Würdest Du das für mich tun? Einen Tag den vermeintlichen Ängsten ins Gesicht blicken und schauen, was passiert, wenn Du Dich ihnen stellst. Denn die Welt wird nicht aufhören, sich zu drehen, und Du wirst nicht aufhören zu atmen. Sternenehrenwort.

Um zu etwas ganz anderem zu kommen: ich wurde in letzter Zeit mehrmals gefragt, ob ich meine Meinung zu einigen bestimmen Themen teile. Daher kam mir die Idee, einfach ein Kapitel zu machen, in das ich alle Themen stecke und kurz auf das jeweilige eingehe, bevor die Sache ausartet und zu lang wird. Wobei es eh lang werden wird, es bin schließlich ich.

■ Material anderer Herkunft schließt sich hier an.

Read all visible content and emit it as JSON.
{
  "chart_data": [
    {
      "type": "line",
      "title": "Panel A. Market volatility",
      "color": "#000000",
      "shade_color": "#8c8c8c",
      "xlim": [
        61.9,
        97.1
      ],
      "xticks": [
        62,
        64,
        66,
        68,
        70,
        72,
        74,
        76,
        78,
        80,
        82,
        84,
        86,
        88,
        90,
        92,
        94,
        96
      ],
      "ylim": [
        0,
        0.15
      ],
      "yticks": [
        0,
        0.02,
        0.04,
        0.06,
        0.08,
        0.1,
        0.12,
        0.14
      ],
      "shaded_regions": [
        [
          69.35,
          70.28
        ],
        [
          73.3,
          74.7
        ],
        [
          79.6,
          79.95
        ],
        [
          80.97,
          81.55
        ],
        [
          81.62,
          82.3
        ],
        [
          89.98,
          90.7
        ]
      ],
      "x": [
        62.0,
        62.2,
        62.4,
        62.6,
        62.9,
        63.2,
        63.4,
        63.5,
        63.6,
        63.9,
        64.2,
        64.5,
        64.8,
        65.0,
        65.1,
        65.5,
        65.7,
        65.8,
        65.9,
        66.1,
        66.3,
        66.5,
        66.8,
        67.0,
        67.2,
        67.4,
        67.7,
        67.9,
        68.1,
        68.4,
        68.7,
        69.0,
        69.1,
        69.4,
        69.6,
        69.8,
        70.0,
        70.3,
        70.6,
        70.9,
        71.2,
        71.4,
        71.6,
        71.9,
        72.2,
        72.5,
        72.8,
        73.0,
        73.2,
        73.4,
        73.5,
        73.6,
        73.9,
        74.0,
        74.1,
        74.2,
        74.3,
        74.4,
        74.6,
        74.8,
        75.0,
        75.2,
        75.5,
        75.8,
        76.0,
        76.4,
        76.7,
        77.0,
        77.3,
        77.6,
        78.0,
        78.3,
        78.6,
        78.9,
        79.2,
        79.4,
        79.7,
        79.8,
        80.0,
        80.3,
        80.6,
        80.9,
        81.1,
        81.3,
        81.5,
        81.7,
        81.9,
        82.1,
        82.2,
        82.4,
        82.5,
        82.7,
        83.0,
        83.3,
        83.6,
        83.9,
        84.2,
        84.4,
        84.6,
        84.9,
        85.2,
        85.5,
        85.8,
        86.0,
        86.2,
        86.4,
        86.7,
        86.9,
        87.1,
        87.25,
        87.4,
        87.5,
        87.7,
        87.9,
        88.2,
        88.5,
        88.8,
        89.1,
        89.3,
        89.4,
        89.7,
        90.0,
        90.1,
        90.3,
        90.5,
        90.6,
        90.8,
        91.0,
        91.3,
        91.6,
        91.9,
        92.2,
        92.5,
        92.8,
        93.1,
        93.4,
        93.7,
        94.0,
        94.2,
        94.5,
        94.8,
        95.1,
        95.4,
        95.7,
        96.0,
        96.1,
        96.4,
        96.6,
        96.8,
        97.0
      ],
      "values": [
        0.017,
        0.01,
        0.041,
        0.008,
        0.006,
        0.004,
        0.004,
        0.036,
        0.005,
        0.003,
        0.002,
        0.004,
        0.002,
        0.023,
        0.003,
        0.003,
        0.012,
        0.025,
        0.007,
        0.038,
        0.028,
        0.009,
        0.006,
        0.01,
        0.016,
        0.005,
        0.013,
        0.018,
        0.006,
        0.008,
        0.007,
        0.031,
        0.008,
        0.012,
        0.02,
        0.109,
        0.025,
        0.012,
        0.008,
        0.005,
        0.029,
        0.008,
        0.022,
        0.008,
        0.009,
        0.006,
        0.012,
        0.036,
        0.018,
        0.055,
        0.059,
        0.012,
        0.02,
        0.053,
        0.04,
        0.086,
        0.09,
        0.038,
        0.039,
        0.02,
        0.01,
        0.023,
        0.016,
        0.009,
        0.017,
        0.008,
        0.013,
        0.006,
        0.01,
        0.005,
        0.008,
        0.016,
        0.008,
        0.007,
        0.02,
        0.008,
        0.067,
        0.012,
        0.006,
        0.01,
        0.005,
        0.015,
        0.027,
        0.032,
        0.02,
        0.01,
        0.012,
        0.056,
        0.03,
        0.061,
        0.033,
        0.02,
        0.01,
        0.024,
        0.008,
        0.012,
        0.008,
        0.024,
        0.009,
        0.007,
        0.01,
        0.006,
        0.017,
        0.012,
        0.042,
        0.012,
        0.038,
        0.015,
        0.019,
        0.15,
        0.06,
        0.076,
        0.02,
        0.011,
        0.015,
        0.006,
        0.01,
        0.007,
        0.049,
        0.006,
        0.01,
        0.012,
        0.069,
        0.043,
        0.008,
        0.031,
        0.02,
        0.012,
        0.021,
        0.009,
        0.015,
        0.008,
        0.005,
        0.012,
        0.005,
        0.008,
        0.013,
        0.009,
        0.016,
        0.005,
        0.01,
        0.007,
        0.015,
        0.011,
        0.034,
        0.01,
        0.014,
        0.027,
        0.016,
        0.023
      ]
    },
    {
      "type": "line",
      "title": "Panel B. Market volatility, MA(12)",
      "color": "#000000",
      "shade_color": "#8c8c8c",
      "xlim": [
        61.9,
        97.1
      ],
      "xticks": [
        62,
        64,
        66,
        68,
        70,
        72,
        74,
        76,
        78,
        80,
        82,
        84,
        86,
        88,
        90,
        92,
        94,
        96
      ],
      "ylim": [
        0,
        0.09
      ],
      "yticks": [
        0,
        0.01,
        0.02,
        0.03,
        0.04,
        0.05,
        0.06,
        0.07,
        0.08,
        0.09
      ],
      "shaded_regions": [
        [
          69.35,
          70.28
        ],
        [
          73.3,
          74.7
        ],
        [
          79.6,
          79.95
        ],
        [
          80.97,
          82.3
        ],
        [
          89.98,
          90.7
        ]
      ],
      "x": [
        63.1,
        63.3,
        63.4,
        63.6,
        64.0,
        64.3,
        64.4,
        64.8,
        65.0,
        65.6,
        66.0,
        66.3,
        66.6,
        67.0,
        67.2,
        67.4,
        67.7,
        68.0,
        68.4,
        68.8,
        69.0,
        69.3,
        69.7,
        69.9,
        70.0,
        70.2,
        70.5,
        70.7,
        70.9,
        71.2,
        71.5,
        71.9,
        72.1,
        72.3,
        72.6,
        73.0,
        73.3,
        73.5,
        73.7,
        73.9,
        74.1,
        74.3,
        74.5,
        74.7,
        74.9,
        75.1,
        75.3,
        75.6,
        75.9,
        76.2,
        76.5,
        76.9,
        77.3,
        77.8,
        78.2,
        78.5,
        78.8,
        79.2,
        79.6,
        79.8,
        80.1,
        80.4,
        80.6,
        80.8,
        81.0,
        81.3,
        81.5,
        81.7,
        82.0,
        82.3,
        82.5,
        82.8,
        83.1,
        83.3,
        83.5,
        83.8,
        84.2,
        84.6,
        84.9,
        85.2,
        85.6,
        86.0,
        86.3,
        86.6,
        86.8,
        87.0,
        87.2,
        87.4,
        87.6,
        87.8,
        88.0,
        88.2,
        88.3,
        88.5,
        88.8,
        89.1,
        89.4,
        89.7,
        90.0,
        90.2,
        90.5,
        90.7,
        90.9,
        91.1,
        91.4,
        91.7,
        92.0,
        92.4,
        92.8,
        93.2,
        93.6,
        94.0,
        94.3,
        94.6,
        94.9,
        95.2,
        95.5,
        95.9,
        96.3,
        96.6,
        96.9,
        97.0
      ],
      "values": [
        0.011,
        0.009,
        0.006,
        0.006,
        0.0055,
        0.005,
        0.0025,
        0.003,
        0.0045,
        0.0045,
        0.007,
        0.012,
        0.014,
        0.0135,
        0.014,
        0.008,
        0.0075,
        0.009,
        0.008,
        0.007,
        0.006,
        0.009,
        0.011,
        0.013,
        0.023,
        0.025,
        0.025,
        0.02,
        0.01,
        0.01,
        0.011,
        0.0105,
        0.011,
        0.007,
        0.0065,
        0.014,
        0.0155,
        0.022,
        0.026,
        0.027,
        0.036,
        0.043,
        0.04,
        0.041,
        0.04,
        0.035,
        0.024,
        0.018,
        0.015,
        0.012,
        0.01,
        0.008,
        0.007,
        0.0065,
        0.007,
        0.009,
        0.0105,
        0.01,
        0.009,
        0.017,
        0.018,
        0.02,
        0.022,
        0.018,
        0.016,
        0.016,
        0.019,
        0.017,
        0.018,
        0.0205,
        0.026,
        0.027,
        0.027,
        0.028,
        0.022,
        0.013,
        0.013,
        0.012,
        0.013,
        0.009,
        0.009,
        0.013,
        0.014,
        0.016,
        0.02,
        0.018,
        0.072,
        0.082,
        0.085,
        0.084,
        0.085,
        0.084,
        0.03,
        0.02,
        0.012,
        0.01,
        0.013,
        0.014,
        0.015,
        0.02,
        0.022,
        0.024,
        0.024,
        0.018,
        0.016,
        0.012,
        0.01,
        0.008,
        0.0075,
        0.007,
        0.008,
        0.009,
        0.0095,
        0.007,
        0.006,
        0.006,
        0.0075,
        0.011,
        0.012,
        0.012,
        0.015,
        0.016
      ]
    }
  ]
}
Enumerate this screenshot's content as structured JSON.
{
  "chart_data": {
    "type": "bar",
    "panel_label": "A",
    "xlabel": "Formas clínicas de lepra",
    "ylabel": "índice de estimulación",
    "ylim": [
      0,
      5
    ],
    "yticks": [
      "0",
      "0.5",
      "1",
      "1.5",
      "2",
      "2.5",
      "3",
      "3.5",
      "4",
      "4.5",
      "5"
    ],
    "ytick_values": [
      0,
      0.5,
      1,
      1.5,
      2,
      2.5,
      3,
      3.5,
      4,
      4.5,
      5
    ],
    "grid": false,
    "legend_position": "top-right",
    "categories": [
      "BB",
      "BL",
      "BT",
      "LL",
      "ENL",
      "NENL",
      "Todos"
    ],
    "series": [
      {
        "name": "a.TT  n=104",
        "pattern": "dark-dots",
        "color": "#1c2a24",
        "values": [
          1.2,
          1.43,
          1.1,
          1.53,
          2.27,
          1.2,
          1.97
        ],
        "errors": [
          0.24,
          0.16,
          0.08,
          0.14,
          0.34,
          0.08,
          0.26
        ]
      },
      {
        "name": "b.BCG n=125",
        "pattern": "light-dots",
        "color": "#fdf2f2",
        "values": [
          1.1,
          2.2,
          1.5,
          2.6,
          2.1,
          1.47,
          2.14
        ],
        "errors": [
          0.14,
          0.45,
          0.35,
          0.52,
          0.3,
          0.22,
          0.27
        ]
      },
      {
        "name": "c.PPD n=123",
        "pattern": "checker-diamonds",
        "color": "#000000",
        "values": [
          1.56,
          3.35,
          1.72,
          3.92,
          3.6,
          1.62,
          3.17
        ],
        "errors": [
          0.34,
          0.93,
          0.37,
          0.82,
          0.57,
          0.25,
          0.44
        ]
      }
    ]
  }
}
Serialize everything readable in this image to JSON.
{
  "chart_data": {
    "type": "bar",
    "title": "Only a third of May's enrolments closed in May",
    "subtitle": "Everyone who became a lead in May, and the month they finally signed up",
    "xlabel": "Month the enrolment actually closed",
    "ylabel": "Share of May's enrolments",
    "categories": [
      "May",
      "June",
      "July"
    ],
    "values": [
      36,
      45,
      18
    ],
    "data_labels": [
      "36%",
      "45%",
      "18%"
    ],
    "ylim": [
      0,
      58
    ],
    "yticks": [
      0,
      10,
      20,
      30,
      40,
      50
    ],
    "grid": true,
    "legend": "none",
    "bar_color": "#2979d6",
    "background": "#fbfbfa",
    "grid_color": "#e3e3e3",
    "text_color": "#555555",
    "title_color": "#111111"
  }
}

Wenn Dir also noch etwas einfallen sollte, zu dem Du gerne meine Meinung oder Denkweise wissen wollen würdest (ach, wie ich so Aneinanderreihung liebe), schreib's doch einfach in die Kommentare.

Und jetzt schnell unter die Kuscheldecke mit einer heißen Tasse Tee, dem eiskalten Winterwind entfliehen und sich in seine Traumwelt träumen. Alliterationen haben es mir heute besonders angetan, wie schön.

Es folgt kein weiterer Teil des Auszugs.